Ingress with externalTrafficPolicy: local
Setting up the nginx ingress controller from the upstream deployment templates
using the externalTrafficPolicy: local
setting and -- without any special
treatment -- results in a service that is only partially working: Only requests
that the LoadBalancer happens to route at the node where the nginx container is
running get a response.
nginx could just use the cluster
setting instead and kube-proxy would forward
the network packets. There are two reasons for nginx not to do that
-
Having a load-balancer balance the traffic to a node that is not active just to have kube-proxy forward it to the active node does not make much sense. It creates an unnecessary hop and makes the LoadBalancer pretty useless.
-
Packets forwarded by kube-proxy do not carry the original client IP, so any source IP dependant handling in nginx (filtering, QoS, ...) will not be possible.

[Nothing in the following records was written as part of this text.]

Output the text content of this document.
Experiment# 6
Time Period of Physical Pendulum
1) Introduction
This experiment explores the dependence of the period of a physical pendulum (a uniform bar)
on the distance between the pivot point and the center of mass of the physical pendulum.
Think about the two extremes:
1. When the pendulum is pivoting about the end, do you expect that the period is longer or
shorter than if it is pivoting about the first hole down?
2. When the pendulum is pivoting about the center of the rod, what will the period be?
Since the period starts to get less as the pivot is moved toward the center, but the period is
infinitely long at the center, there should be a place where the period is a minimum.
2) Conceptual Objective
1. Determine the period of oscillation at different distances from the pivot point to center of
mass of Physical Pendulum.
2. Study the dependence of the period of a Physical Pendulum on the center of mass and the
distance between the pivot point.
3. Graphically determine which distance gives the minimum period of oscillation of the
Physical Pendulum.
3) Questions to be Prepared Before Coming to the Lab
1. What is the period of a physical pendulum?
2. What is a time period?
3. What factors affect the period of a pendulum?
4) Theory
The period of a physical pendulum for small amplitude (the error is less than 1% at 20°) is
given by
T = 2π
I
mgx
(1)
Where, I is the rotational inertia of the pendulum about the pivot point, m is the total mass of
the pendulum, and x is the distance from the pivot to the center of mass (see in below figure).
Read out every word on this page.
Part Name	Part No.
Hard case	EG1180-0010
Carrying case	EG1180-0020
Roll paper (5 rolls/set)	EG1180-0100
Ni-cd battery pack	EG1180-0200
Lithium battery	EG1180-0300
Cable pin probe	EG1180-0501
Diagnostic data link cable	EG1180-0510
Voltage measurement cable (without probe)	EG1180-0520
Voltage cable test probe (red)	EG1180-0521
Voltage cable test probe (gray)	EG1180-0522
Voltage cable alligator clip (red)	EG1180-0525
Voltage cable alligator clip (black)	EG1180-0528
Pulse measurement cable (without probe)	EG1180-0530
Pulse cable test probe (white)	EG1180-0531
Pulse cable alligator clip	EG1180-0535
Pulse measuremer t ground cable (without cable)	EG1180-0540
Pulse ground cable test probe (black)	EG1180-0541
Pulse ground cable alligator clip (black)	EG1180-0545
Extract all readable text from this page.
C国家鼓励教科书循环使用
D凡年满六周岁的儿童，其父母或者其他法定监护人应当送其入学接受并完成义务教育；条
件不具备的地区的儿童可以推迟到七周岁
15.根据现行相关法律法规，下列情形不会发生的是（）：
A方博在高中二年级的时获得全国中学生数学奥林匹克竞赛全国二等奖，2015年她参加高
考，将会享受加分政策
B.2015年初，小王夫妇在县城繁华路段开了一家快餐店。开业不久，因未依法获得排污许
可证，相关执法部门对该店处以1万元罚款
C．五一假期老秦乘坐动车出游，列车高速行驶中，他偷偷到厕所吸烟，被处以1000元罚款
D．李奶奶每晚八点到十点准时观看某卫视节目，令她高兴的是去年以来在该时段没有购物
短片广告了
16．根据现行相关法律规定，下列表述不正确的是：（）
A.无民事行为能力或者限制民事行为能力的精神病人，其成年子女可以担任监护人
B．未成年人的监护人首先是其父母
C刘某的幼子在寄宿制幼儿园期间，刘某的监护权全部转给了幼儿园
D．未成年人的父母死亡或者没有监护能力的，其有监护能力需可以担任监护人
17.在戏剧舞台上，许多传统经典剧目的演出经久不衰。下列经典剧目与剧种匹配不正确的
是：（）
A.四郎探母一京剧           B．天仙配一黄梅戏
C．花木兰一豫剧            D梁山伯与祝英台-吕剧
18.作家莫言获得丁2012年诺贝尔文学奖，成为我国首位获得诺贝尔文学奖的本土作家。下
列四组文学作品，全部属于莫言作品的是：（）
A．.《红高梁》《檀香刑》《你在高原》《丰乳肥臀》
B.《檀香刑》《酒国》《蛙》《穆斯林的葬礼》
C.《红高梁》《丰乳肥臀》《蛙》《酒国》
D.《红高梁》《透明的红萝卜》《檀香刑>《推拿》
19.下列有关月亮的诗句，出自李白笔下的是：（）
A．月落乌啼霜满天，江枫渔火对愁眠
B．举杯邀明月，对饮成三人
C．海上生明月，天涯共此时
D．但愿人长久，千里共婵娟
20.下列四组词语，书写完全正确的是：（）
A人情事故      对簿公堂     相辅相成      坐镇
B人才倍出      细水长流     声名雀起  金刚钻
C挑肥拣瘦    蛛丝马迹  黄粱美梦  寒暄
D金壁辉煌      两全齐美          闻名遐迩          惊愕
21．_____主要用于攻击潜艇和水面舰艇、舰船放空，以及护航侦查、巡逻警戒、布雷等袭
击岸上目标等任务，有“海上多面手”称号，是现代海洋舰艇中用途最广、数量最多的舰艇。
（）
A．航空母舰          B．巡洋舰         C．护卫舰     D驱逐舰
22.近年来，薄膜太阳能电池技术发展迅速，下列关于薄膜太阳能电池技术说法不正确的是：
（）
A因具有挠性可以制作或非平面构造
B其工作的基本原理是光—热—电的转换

Getting it to work for managed ingress
There does not seem to be a standard mechanism where k8s tells the LoadBalancer (LB) which backend members are active, but the load-balancer can find this out by using a health-monitor that probes for the availability of the service and then takes the inactive nodes out of the rotation. Should the container be rescheduled on some other node, the health-monitor will adapt within a few seconds.
Since SCS R2, the deployed nginx-ingress deployment is patched to carry a service annotation (a behavior specifically needed by OpenStack) that enables the health-monitor for the LB in front of the ingress. This results in traffic to flow.
This covers the nginx ingress controller that is deployed by setting
DEPLOY_NGINX_INGRESS: true
with the create_cluster.sh
or apply_nginx_ingress.sh
.
That the ingress we call the "managed ingress".
For the ingress service to see the client IPs, more is needed. The Octavia LB as well as the nginx service both support the proxy protocol, which can be used to communicate the real client IP. We had plumbing included which we disabled by default prior to releasing R2, because it broke the access to ingress from software that runs inside the cluster.
A workaround for this has been implemented, so the default is
NGINX_USE_PROXY: true
as of R4. So the managed nginx ingress service
does work reliably and gets the client IPs.
Getting it to work in general
Users that deploy their own nginx or other services with externalTrafficPolicy: local
won't be helped by the annotations done by the SCS cluster management. They will
have to do similar custom patching or revert to a cluster
policy and forego the
visibility on real client IPs.
A generic solution to this would be a different kind of LB that does work at the networking layer 3 (routing), so the (TCP) connections are not terminated at the LB and then data being forwarded on a new connection to the backend member, but the routing would create a direct connection. Google (with Direct Server Return, DSR) and Azure support such LB modes.
As it turns out, on OpenStack clouds that use OVN as networking (SDN) layer, the OVN loadbalancer does almost deliver what's needed.
OVN provider LoadBalancer
The OVN provider for the load-balancer does create direct flows to the chosen backend member, so no proxy protocol (or similar hacks) are needed to make the backend service see the client IPs. This has been validated (and can even be monitored by openstack-health-monitor) on SCS clouds that use OVN.
A health-monitor is still needed to ensure that only active members receive requests. Health monitors for the ovn provider are only supported on OpenStack Wallaby and later. See also occm docs.
OVN LoadBalancer can be enabled by setting use_ovn_lb_provider = "true"
or use_ovn_lb_provider = "auto"
.
Note that the use_ovn_lb_provider
does not affect the LB in front of the kube API.
That one is created by capo and requires other settings. Also note that it would
not yet support the CIDR filtering
with restrict_kubeapi
setting.
Disabled health-monitor by default
We could enable a health-monitor by default for load-balancers created from OCCM
in the k8s clusters. This would make services with externalTrafficPolicy: local
work, as the traffic would be routed exclusively to active members. But the
other goal would not be achieved: Getting the real client IPs.
We decided against turning on the health-monitor by default, as this might result
in the wrong impression that local
fully works. Rather break and then have users take
a decision to go for cluster
, to enable health-monitoring to get it half-working
or to do health-monitoring plus some extra plumbing for proxy protocol (or similar)
to get all aspects working.